Fresnel Magnetic Imaging of Ultrasmall Skyrmion Lattices

TL;DR

This study uses Lorentz transmission electron microscopy to image ultrasmall skyrmion lattices, revealing limitations of conventional contrast methods and uncovering a chiral-reversal phenomenon linked to imaging defocus and skyrmion size.

Contribution

It demonstrates the first detailed analysis of nanoscale skyrmion imaging limitations and introduces a new understanding of contrast transfer function effects in magnetic electron microscopy.

Findings

Identified a chiral-reversal phenomenon in skyrmion imaging.

Showed the contrast transfer function's sinusoidal modulation affects interpretation.

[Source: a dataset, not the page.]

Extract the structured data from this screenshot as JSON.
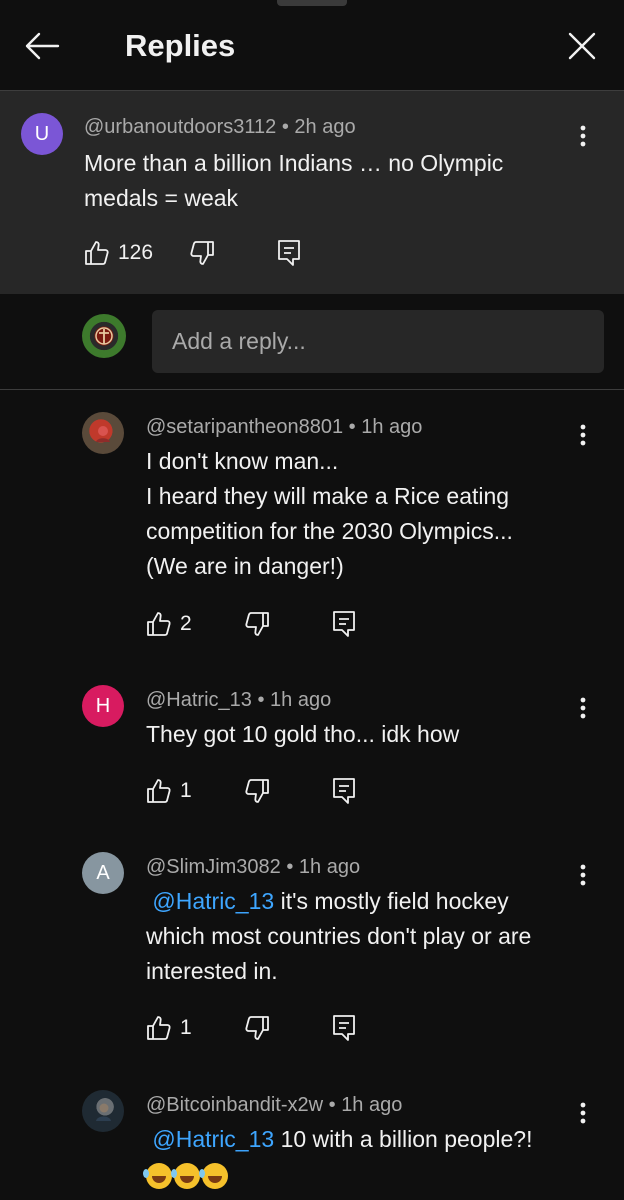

Established quantitative limits of Fresnel contrast analysis for ultrasmall skyrmions.

Abstract

Magnetic skyrmions with ultrasmall nanometric dimensions hold significant promise for next-generation high-density spintronic devices. Direct real-space imaging of these topological spin textures is critical for elucidating their emergent properties at the nanoscale. Here, we present Lorentz transmission electron microscopy studies of nanometric skyrmion lattices in B20-structured Mn0.5Fe0.5Ge crystals using Fresnel mode. According to conventional chiral discrimination methods relying on static bright-dark contrast, we demonstrate an abnormal periodic chiral-reversal phenomenon retrieved through the transport of intensity equation analysis of defocus-dependent Fresnel images. Through systematic off-axis electron holography experiments and numerical simulations, we attribute these chiral misinterpretations to the sinusoidal modulation mechanism of the contrast transfer functionthat correlates with both defocus values and skyrmion dimensions. Our findings establish quantitative limitations of conventional Fresnel contrast analysis for ultrasmall skyrmions while revealing fundamental insights into defocus-mediated phase-to-intensity conversion processes in nanoscale magnetic imaging.